Posted by: Terry at July 1, 2014 6:06 PM

I grew up in this town, my poetry was born between the hill and the river, it took its voice from the rain, and like the timber, it steeped itself in the forests. -Pablo Neruda

Beautifully shared.

Posted by: DeAnn at July 2, 2014 4:57 AM

Nice German Shorthaired Pointer in the picture

Posted by: Dan D at July 2, 2014 5:16 AM

Can't make you out in the picture. You in there?

Posted by: chasmatic at July 2, 2014 9:45 AM

Nope. Not that time. It's an early promo shot for Blue Bear Waltzes School of Music.

http://www.bluebearmusic.org/

Posted by: vanderleun at July 2, 2014 10:06 AM

The German Shorthair Pointer was Wolfgang, the brother of my dog Potemkin. Best two dogs ever.

Posted by: vanderleun at July 2, 2014 10:08 AM

We spend the first half of our lives attaining things and the second half losing them.

Everything goes away...

Posted by: ghostsniper at November 6, 2016 3:19 AM

What a terrible fate for your friend, Steve.

For him, the ascent on Jacobs ladder appears to have been a long climb as he faded off into the clouds. For his loved ones... I don't know: Depends on the age, character, experiences and personal burdens as to their choices in the matter of Steve's suffering; though I must say in the balances and measures of God, I would like to think the dole of judgement be one taht would be beyond our ken (unless we really know the hearts of those involved - and even then, a pause) as this burden on all involved is quite heavy.

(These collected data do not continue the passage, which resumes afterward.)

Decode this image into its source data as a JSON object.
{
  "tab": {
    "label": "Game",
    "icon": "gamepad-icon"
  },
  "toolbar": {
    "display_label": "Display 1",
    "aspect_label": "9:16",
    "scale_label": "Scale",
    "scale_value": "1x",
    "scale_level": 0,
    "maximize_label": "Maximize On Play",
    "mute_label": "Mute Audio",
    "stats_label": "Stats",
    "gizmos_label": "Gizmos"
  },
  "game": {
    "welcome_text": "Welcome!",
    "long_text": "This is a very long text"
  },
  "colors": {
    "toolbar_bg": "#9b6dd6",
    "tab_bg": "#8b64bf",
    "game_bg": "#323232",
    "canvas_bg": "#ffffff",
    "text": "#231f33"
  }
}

Thank you for sharing this bleeding slice of your life with us, Gerard.

https://www.youtube.com/watch?v=RfwGkplB_sY

Posted by: cond0011 at November 6, 2016 10:06 AM

What a terrible fate for your friend, Steve.

For him, the ascent on Jacobs ladder appears to have been a long climb as he faded off into the clouds. For his loved ones... I don't know: Depends on the age, character, experiences and personal burdens as to their choices in the matter of Steve's suffering; though I must say in the balances and measures of God, I would like to think the dole of judgement be one taht would be beyond our ken (unless we really know the hearts of those involved - and even then, a pause) as this burden on all involved is quite heavy.

Thank you for sharing this bleeding slice of your life with us, Gerard.

https://www.youtube.com/watch?v=RfwGkplB_sY

Posted by: cond0011 at November 6, 2016 10:08 AM

It was all so beautiful then.

Posted by: ahem at November 6, 2016 10:38 AM

More please...loved it.

Posted by: Island Girl at November 6, 2016 11:23 AM

Sometimes your writing talent just blows my mind.
This is one of those.

Posted by: Flannelputz at November 6, 2016 4:53 PM

So well written. Almost entices me to go back to SF for a visit. But, you know you can't do that and really enjoy what has changed so much. The sixties were, well the sixties.